Third, the movement must become more inclusive. The Commissioner correctly noted the persisting view that human rights are an “esoteric stream of international law, promoted mainly by Western idealists, leftists, liberals…” That view, which is held not only by some government leaders, as the Commissioner indicated, but also by a significant proportion of laypeople worldwide, speaks to not only why some shun or ignore human rights norms, but also to the sense of alienation that is increasingly accompanying them. The leading scholars, lawyers, and policymakers at the vanguard of the most influential human rights-promoting institutions tend to indeed lean left, and in many ways fit the common description of “elite.” This is having a two-fold impact: it is increasingly (a) slanting the universal human rights agenda left and (b) alienating a significant percentage of the world’s population whose values lean right, dampening their enthusiasm for a regime whose many norms would ordinarily fit their own value systems.
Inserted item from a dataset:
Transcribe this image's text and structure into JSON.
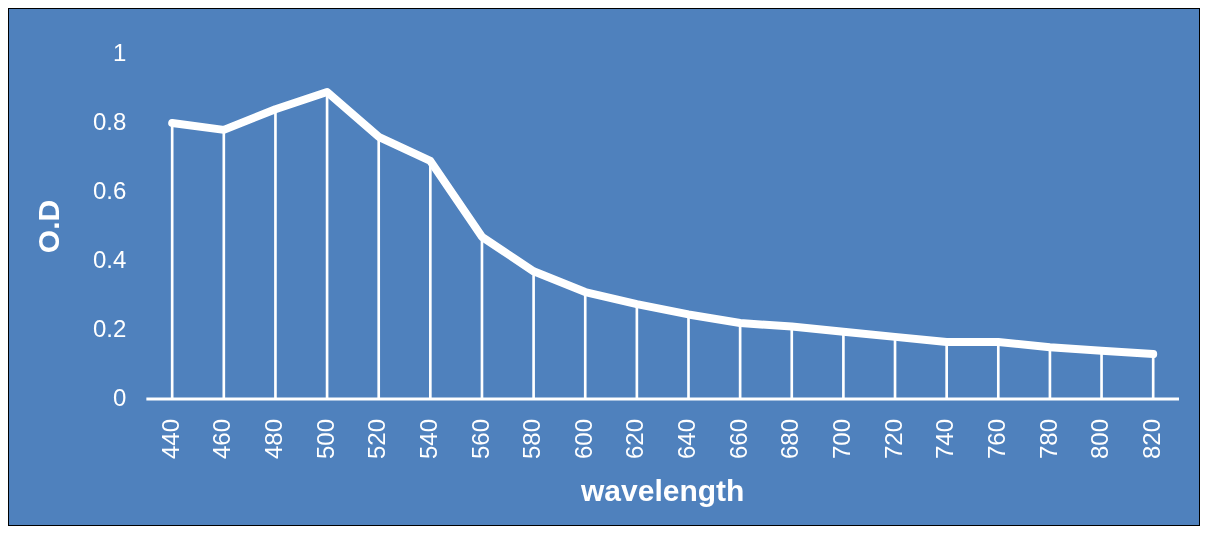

This point should not be mistaken for a repackaging of the cultural relativism argument; it is rather an observation about the narrowing of the human rights lens. This should concern the movement not only because it robs it of significant voices as it fights to assert its relevance, but also because it represents the loss of the political ambiguity that once accounted for the broader, though imperfect, support the idea of human rights enjoyed in the aftermath of WW II. If the movement does not become more inclusive, the universal human rights agenda will lose rather than gain popular support.